Era questo l'ambiente delle conversazioni con gli amici. Il conte aveva realizzato inoltre nella cortina di levante altre stanze dove far sostare gli amici. Dal pianerottolo riservato ai custodi ed alla servitù si accedeva ai piani superiori dove si aprivano camere più ampie per gli ospiti. Fra questi, quelli più assidui e famosi erano: i Notabili Mantesi, il notaio Salerno, l'assessore alla pubblica istruzione, il dott. Luciano Spada, Alberto Favara, il ministro Nunzio Nasi, Gaetano Colomba, affermato storico, Giuseppe Polizzi, direttore della Biblioteca Fardelliana, e tanti, tanti altri ospiti.

Venuti a mancare il consenso e l'appoggio da parte dei nuovi gruppi di maggiorenti e amministratori il rapporto tra il comune e il conte cominciò ad indebolirsi. Le nuove leve che si erano imposte nelle vicende politiche della vita cittadina, tese prevalentemente ad affermare il proprio potere, ritennero secondario ogni interesse che riguardasse la cultura e non tennero conto di ciò che aveva realizzato Pepoli a Monte S. Giuliano dal 1872 fino ai primi del ‘900.

Pepoli pensò anche di restaurare a sue spese l'edificio che doveva servire per la fanteria spagnola e di conservare i reperti archeologici da lui scoperti, le opere d'arte, gioielli preziosi, statue, quadri; ma il decadente quartiere non gli fu concesso. Il conte aveva programmato la creazione di un grande parco sottostante al castello e alla torretta da lui fatta costruire, si era proposto inoltre di ridurre la contrada dei Runzi, ma non gli furono concessi neanche questi progetti.

All'inizio del ‘900 il Pepoli amareggiato se ne andò da Erice e si trasferì a Trapani portando con sé ciò che aveva raccolto e conservato nel castello.

Stabilitosi a Trapani Pepoli volle fondarvi un museo.

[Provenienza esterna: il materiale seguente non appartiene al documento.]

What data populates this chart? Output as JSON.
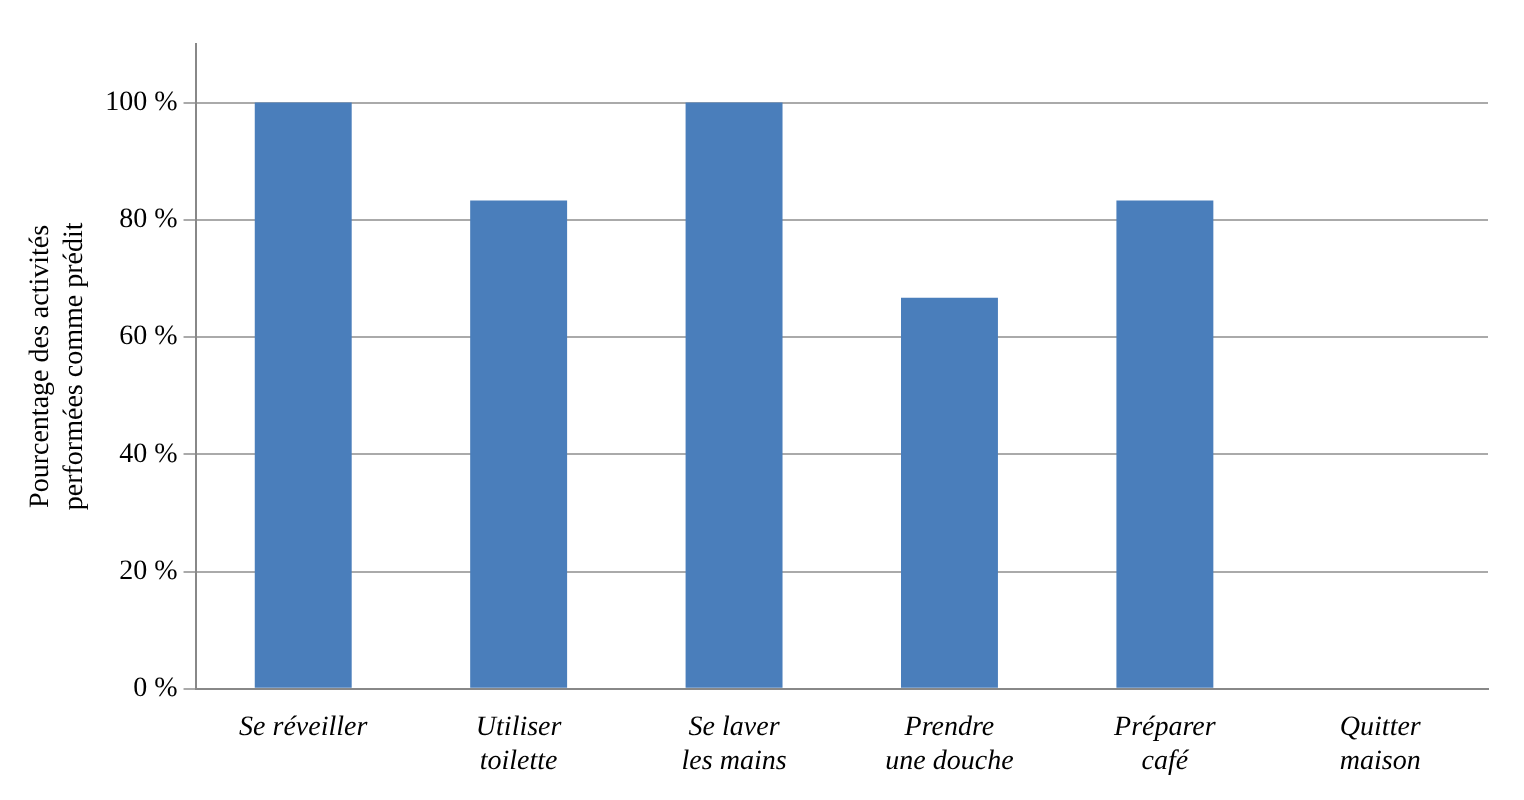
{
  "chart_data": {
    "type": "bar",
    "ylabel": "Pourcentage des activités performées comme prédit",
    "categories": [
      "Se réveiller",
      "Utiliser toilette",
      "Se laver les mains",
      "Prendre une douche",
      "Préparer café",
      "Quitter maison"
    ],
    "values": [
      100,
      83.3,
      100,
      66.7,
      83.3,
      0
    ],
    "color": "#4a7ebb",
    "ylim": [
      0,
      110
    ],
    "yticks": [
      {
        "value": 0,
        "label": "0 %"
      },
      {
        "value": 20,
        "label": "20 %"
      },
      {
        "value": 40,
        "label": "40 %"
      },
      {
        "value": 60,
        "label": "60 %"
      },
      {
        "value": 80,
        "label": "80 %"
      },
      {
        "value": 100,
        "label": "100 %"
      }
    ],
    "grid": "y"
  }
}
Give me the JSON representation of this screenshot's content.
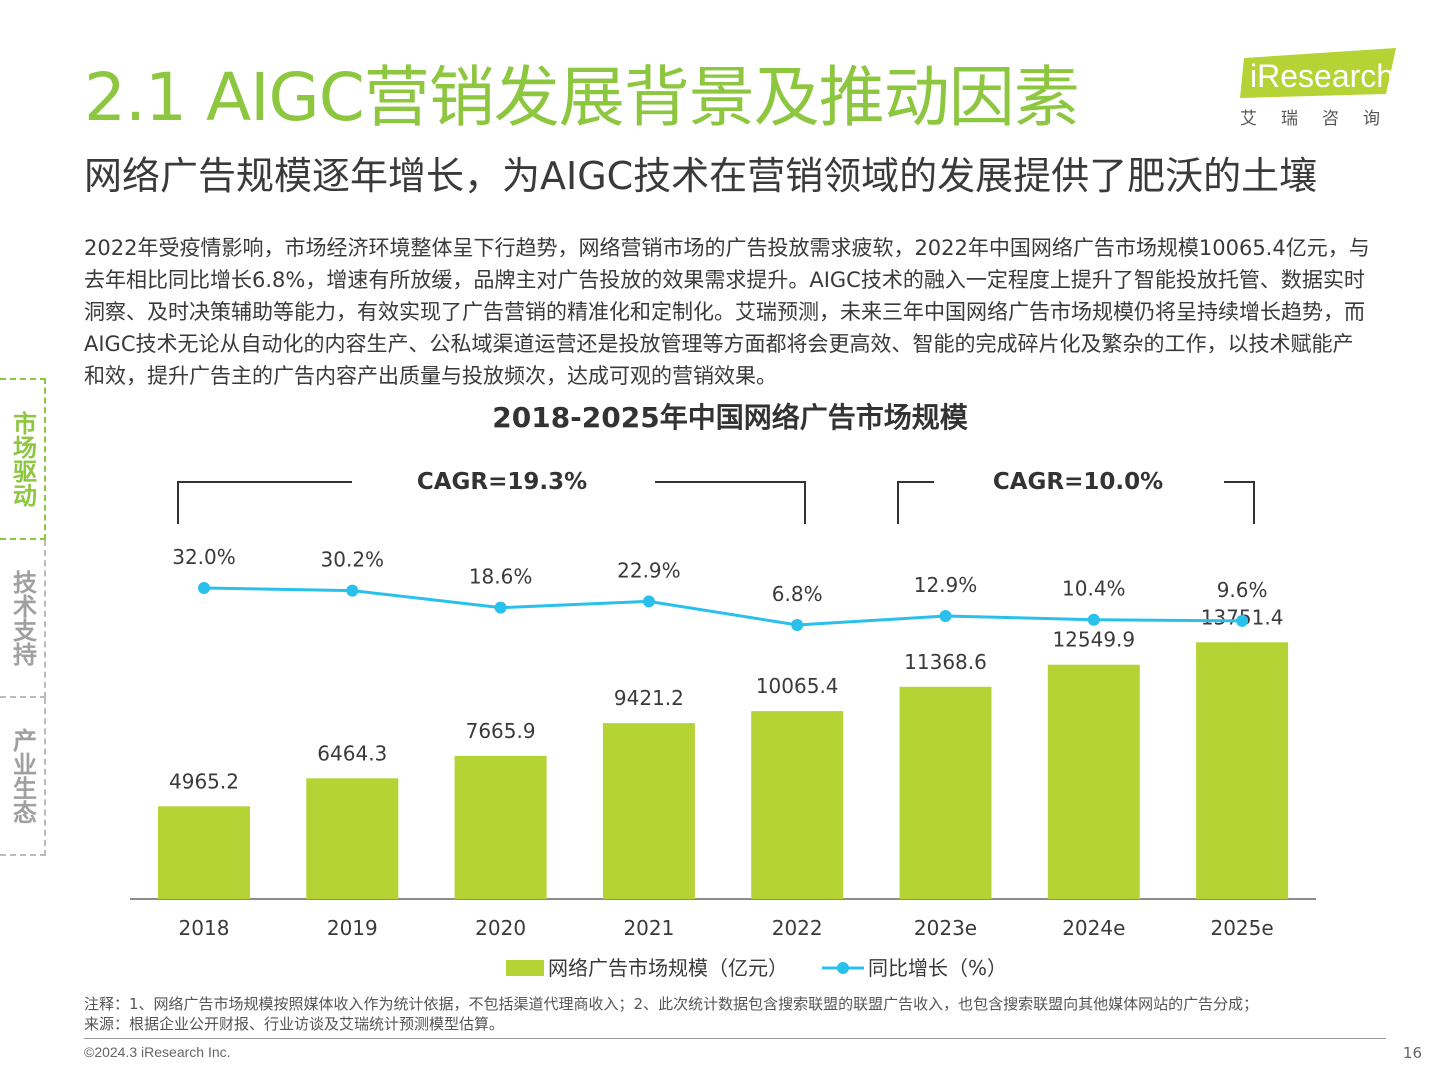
{
  "header": {
    "title": "2.1 AIGC营销发展背景及推动因素",
    "subtitle": "网络广告规模逐年增长，为AIGC技术在营销领域的发展提供了肥沃的土壤"
  },
  "logo": {
    "word": "iResearch",
    "sub": "艾瑞咨询",
    "color": "#b5d334"
  },
  "body_text": "2022年受疫情影响，市场经济环境整体呈下行趋势，网络营销市场的广告投放需求疲软，2022年中国网络广告市场规模10065.4亿元，与去年相比同比增长6.8%，增速有所放缓，品牌主对广告投放的效果需求提升。AIGC技术的融入一定程度上提升了智能投放托管、数据实时洞察、及时决策辅助等能力，有效实现了广告营销的精准化和定制化。艾瑞预测，未来三年中国网络广告市场规模仍将呈持续增长趋势，而AIGC技术无论从自动化的内容生产、公私域渠道运营还是投放管理等方面都将会更高效、智能的完成碎片化及繁杂的工作，以技术赋能产和效，提升广告主的广告内容产出质量与投放频次，达成可观的营销效果。",
  "side_tabs": [
    {
      "label": "市场驱动",
      "active": true
    },
    {
      "label": "技术支持",
      "active": false
    },
    {
      "label": "产业生态",
      "active": false
    }
  ],
  "chart_data": {
    "type": "bar",
    "title": "2018-2025年中国网络广告市场规模",
    "categories": [
      "2018",
      "2019",
      "2020",
      "2021",
      "2022",
      "2023e",
      "2024e",
      "2025e"
    ],
    "series": [
      {
        "name": "网络广告市场规模（亿元）",
        "type": "bar",
        "color": "#b5d334",
        "values": [
          4965.2,
          6464.3,
          7665.9,
          9421.2,
          10065.4,
          11368.6,
          12549.9,
          13751.4
        ],
        "labels": [
          "4965.2",
          "6464.3",
          "7665.9",
          "9421.2",
          "10065.4",
          "11368.6",
          "12549.9",
          "13751.4"
        ]
      },
      {
        "name": "同比增长（%）",
        "type": "line",
        "color": "#29c0ec",
        "values": [
          32.0,
          30.2,
          18.6,
          22.9,
          6.8,
          12.9,
          10.4,
          9.6
        ],
        "labels": [
          "32.0%",
          "30.2%",
          "18.6%",
          "22.9%",
          "6.8%",
          "12.9%",
          "10.4%",
          "9.6%"
        ]
      }
    ],
    "annotations": [
      {
        "text": "CAGR=19.3%",
        "from": "2018",
        "to": "2022"
      },
      {
        "text": "CAGR=10.0%",
        "from": "2023e",
        "to": "2025e"
      }
    ],
    "legend_position": "bottom",
    "grid": false
  },
  "notes": {
    "line1": "注释：1、网络广告市场规模按照媒体收入作为统计依据，不包括渠道代理商收入；2、此次统计数据包含搜索联盟的联盟广告收入，也包含搜索联盟向其他媒体网站的广告分成；",
    "line2": "来源：根据企业公开财报、行业访谈及艾瑞统计预测模型估算。"
  },
  "footer": {
    "copyright": "©2024.3 iResearch Inc.",
    "page": "16"
  }
}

Amico di Pepoli fu Eugenio Scio direttore dell'ospedale S.Antonio e Sindaco della città. Pepoli si rivolse a Scio per la realizzazione di un nuovo e moderno museo. Nel 1906 a Trapani vi erano due nuclei d'arte: il primo era quello presso la Biblioteca Fardelliana, donata dal trapanese generale Giovan Battista Fardella; il secondo era la Pinacoteca comunale, formatasi in seguito alla raccolta di opere d'arte provenienti dalle corporazioni religiose. Il nuovo museo nacque dall'unione dei due nuclei d'arte più il patrimonio del Pepoli. Dove costruire il museo? Il maestoso convento carmelitano dell'Annunziata, uno dei più antichi dell'ordine in Sicilia, era stato in parte utilizzato come sede di una scuola elementare e in un'altra parte come caserma dei carabinieri, la maggior parte dei locali erano abbandonati. Con la lettera indirizzata al Sindaco, il 18 Novembre 1906 Pepoli lancia il suo grande progetto. Scio mostra subito il progetto del Pepoli al Consiglio, che lo approva il 23 Novembre 1906.

Come prima cosa bisognava rendere disponibili i locali dell'ex convento dei Carmelitani.

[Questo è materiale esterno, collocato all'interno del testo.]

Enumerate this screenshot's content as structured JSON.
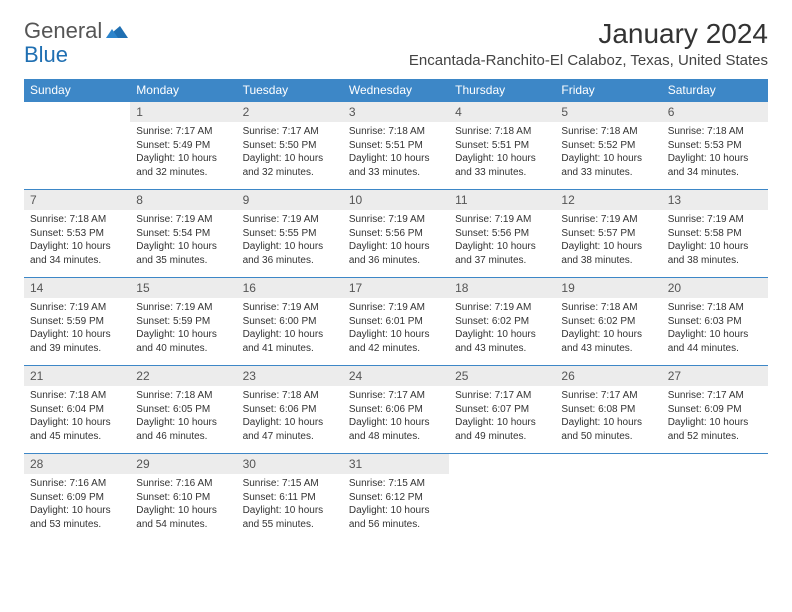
{
  "logo": {
    "text1": "General",
    "text2": "Blue"
  },
  "title": "January 2024",
  "location": "Encantada-Ranchito-El Calaboz, Texas, United States",
  "colors": {
    "header_bg": "#3d87c7",
    "header_fg": "#ffffff",
    "daynum_bg": "#ececec",
    "border": "#3d87c7",
    "logo_blue": "#1f6fb2"
  },
  "weekdays": [
    "Sunday",
    "Monday",
    "Tuesday",
    "Wednesday",
    "Thursday",
    "Friday",
    "Saturday"
  ],
  "weeks": [
    [
      {
        "n": "",
        "sr": "",
        "ss": "",
        "dl": "",
        "empty": true
      },
      {
        "n": "1",
        "sr": "7:17 AM",
        "ss": "5:49 PM",
        "dl": "10 hours and 32 minutes."
      },
      {
        "n": "2",
        "sr": "7:17 AM",
        "ss": "5:50 PM",
        "dl": "10 hours and 32 minutes."
      },
      {
        "n": "3",
        "sr": "7:18 AM",
        "ss": "5:51 PM",
        "dl": "10 hours and 33 minutes."
      },
      {
        "n": "4",
        "sr": "7:18 AM",
        "ss": "5:51 PM",
        "dl": "10 hours and 33 minutes."
      },
      {
        "n": "5",
        "sr": "7:18 AM",
        "ss": "5:52 PM",
        "dl": "10 hours and 33 minutes."
      },
      {
        "n": "6",
        "sr": "7:18 AM",
        "ss": "5:53 PM",
        "dl": "10 hours and 34 minutes."
      }
    ],
    [
      {
        "n": "7",
        "sr": "7:18 AM",
        "ss": "5:53 PM",
        "dl": "10 hours and 34 minutes."
      },
      {
        "n": "8",
        "sr": "7:19 AM",
        "ss": "5:54 PM",
        "dl": "10 hours and 35 minutes."
      },
      {
        "n": "9",
        "sr": "7:19 AM",
        "ss": "5:55 PM",
        "dl": "10 hours and 36 minutes."
      },
      {
        "n": "10",
        "sr": "7:19 AM",
        "ss": "5:56 PM",
        "dl": "10 hours and 36 minutes."
      },
      {
        "n": "11",
        "sr": "7:19 AM",
        "ss": "5:56 PM",
        "dl": "10 hours and 37 minutes."
      },
      {
        "n": "12",
        "sr": "7:19 AM",
        "ss": "5:57 PM",
        "dl": "10 hours and 38 minutes."
      },
      {
        "n": "13",
        "sr": "7:19 AM",
        "ss": "5:58 PM",
        "dl": "10 hours and 38 minutes."
      }
    ],
    [
      {
        "n": "14",
        "sr": "7:19 AM",
        "ss": "5:59 PM",
        "dl": "10 hours and 39 minutes."
      },
      {
        "n": "15",
        "sr": "7:19 AM",
        "ss": "5:59 PM",
        "dl": "10 hours and 40 minutes."
      },
      {
        "n": "16",
        "sr": "7:19 AM",
        "ss": "6:00 PM",
        "dl": "10 hours and 41 minutes."
      },
      {
        "n": "17",
        "sr": "7:19 AM",
        "ss": "6:01 PM",
        "dl": "10 hours and 42 minutes."
      },
      {
        "n": "18",
        "sr": "7:19 AM",
        "ss": "6:02 PM",
        "dl": "10 hours and 43 minutes."
      },
      {
        "n": "19",
        "sr": "7:18 AM",
        "ss": "6:02 PM",
        "dl": "10 hours and 43 minutes."
      },
      {
        "n": "20",
        "sr": "7:18 AM",
        "ss": "6:03 PM",
        "dl": "10 hours and 44 minutes."
      }
    ],
    [
      {
        "n": "21",
        "sr": "7:18 AM",
        "ss": "6:04 PM",
        "dl": "10 hours and 45 minutes."
      },
      {
        "n": "22",
        "sr": "7:18 AM",
        "ss": "6:05 PM",
        "dl": "10 hours and 46 minutes."
      },
      {
        "n": "23",
        "sr": "7:18 AM",
        "ss": "6:06 PM",
        "dl": "10 hours and 47 minutes."
      },
      {
        "n": "24",
        "sr": "7:17 AM",
        "ss": "6:06 PM",
        "dl": "10 hours and 48 minutes."
      },
      {
        "n": "25",
        "sr": "7:17 AM",
        "ss": "6:07 PM",
        "dl": "10 hours and 49 minutes."
      },
      {
        "n": "26",
        "sr": "7:17 AM",
        "ss": "6:08 PM",
        "dl": "10 hours and 50 minutes."
      },
      {
        "n": "27",
        "sr": "7:17 AM",
        "ss": "6:09 PM",
        "dl": "10 hours and 52 minutes."
      }
    ],
    [
      {
        "n": "28",
        "sr": "7:16 AM",
        "ss": "6:09 PM",
        "dl": "10 hours and 53 minutes."
      },
      {
        "n": "29",
        "sr": "7:16 AM",
        "ss": "6:10 PM",
        "dl": "10 hours and 54 minutes."
      },
      {
        "n": "30",
        "sr": "7:15 AM",
        "ss": "6:11 PM",
        "dl": "10 hours and 55 minutes."
      },
      {
        "n": "31",
        "sr": "7:15 AM",
        "ss": "6:12 PM",
        "dl": "10 hours and 56 minutes."
      },
      {
        "n": "",
        "sr": "",
        "ss": "",
        "dl": "",
        "empty": true
      },
      {
        "n": "",
        "sr": "",
        "ss": "",
        "dl": "",
        "empty": true
      },
      {
        "n": "",
        "sr": "",
        "ss": "",
        "dl": "",
        "empty": true
      }
    ]
  ],
  "labels": {
    "sunrise": "Sunrise:",
    "sunset": "Sunset:",
    "daylight": "Daylight:"
  }
}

Lavorando senza sosta Pepoli restaurò a sue spese i locali; ottenne dal Sindaco il consenso del trasferimento della Pinacoteca comunale nel museo nonché di cimeli storici appartenenti al Comune e quadri di sua proprietà: creò la Villa Pepoli.

La morte del Pepoli, nel Marzo del 1910, suscitò sentimenti di dolore ma non solamente nella cittadinanza, anche negli ambienti della cultura, dell'arte e della politica; molto profonda fu l'orazione commemorativa pronunciata nel Consiglio Comunale di Trapani dal cav. Luigi Manzo che ricordava le opere compiute dal Pepoli. Dal 1915 il Sindaco acquisisce la provincializzazione dell'istituzione in modo da permettere di ricevere i reperti archeologici provenienti dall'intera provincia. Nel 1925 il Museo diventerà nazionale ma conserverà sempre il nome di Pepoli sin dal 1911 ad iniziativa del Sindaco, e la via che conduce al museo riceve il nome di “Agostino Pepoli”.

Tra il 1960 e il 1965 nel museo si passa dal lavoro di arredamento a quello di riordinamento vero e proprio delle opere d'arte; anche se questi lavori ebbero inizio già nel 1948, con i limitati mezzi allora disponibili.Il Sorrentino, nello ordinamento realizzato prima del 1920, non si era sentito di modificare la sistemazione “collezionistica” data dal conte Pepoli nel 1908, sicché, in un amplissimo salone si vedevano raccolti circa duecento quadri, di ogni epoca, in tre ed anche in quattro file sovrapposte. Dopo i lavori di riordinamento, che servirono a presentare il Museo in modo più dignitoso nel periodo di riapertura nel dopoguerra, bisognava occuparsi del miglioramento di tutte le dotazioni e attrezzature funzionali degli uffici, della biblioteca e dell'archivio fotografico.

Il 4 Aprile 1965 venne inaugurato il rinnovato Museo Nazionale Pepoli.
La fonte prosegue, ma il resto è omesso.